3. The COVID-19 Example: A Viral Sepsis

Even though the pathogens most frequently implicated in the etiology of sepsis are bacteria (and, to a lesser extent, fungi), sepsis can also occur due to viral infection [19]. Undoubtedly, the recent COVID-19 pandemic taught us a lot in this regard. Although most COVID-19 cases were mild or moderate, during the height of the pandemic, 15–20% of patients progressed to severe respiratory infection and adult respiratory distress syndrome (ARDS) [19], possibly resulting in septic shock or multiorgan failure [59][131]. Like in traditional sepsis, these patients presented with a dysregulated immune response, with hyperinflammation, activation of the coagulation cascade, and a cytokine storm, as well as lymphocyte exhaustion and the activation of immune checkpoints [19][59][19,131]. Although immune disruption is not as pronounced in COVID-19 as in traditional bacterial sepsis [18], the similarities are evident and severe COVID-19 should be regarded as viral sepsis [19].
Similarly to traditional sepsis, the host response to COVID-19 is extremely heterogeneous, and different patients might benefit from completely different treatment strategies [60][132]. The determination of disease severity, as well as the identification of immune-stratifying biomarkers, is imperative to adequately guide therapeutic decisions. In the early stages of the disease, eliminating or decreasing viral load is likely to limit the subsequent immune dysregulation, which validates the administration of antiviral agents such as remdesivir [60][132]. A similar approach is followed in bacterial sepsis, where early administration of antibiotics and appropriate source control interventions are key pillars of sepsis management. However, when the disease progresses and patients become critically ill, antimicrobial therapies do not seem to be as effective [18][61][18,133]. Once the immune response becomes unbalanced, immunotherapy comes into play, and patient stratification gains importance.
Changes in biomarkers such as C-reactive protein (CRP), ferritin, and soluble urokinase plasminogen activator receptor (suPAR) indicate worsening inflammation, and the administration of anti-inflammatory therapies should be considered [60][132]. Corticosteroids, for example, have proven to be highly effective at curbing the excessive inflammation in severe disease but would be detrimental to the natural immune response to the virus in earlier stages [62][134]. In addition to corticosteroids, critical COVID-19 patients with high serum levels of IL-6 also benefited from the administration of tocilizumab, a monoclonal antibody that functions as a competitive inhibitor of the IL-6 receptor [18]. Anakinra, an IL-1 receptor antagonist, has also been successful in the treatment of COVID-19 patients with lung hyperinflammation and elevated suPAR levels [18][60][18,132], a biomarker that indicates the activation of IL-1 signaling [63][135].

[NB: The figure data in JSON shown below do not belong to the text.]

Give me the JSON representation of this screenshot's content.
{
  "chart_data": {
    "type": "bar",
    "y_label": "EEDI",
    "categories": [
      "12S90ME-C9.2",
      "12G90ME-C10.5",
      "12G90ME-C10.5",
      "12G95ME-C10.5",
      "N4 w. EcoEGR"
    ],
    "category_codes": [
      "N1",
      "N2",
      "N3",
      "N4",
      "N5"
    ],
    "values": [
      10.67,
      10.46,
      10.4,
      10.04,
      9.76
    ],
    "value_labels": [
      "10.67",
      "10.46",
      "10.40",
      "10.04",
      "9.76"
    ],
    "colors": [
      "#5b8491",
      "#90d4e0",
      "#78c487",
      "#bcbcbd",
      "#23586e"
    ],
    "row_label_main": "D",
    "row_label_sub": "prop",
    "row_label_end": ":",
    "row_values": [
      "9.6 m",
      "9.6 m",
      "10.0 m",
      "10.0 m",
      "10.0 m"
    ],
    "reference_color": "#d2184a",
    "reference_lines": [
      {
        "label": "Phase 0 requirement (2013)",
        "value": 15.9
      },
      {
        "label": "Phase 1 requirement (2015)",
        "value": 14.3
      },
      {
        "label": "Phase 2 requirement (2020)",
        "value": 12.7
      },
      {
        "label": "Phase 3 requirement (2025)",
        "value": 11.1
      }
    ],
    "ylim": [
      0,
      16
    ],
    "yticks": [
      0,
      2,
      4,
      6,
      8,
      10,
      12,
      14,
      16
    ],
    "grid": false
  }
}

On the other hand, in patients who present with signs of immunoparalysis (illustrated by decreased monocytic HLA-DR, lymphopenia, and the presence of opportunistic infections), immunostimulatory therapies such as IFN-γ or even IL-7 become increasingly valid approaches [18][60][18,132]. Similarly to COVID-19, therapeutic decisions in sepsis should also be grounded in the adequate characterization of the patient’s current immune status.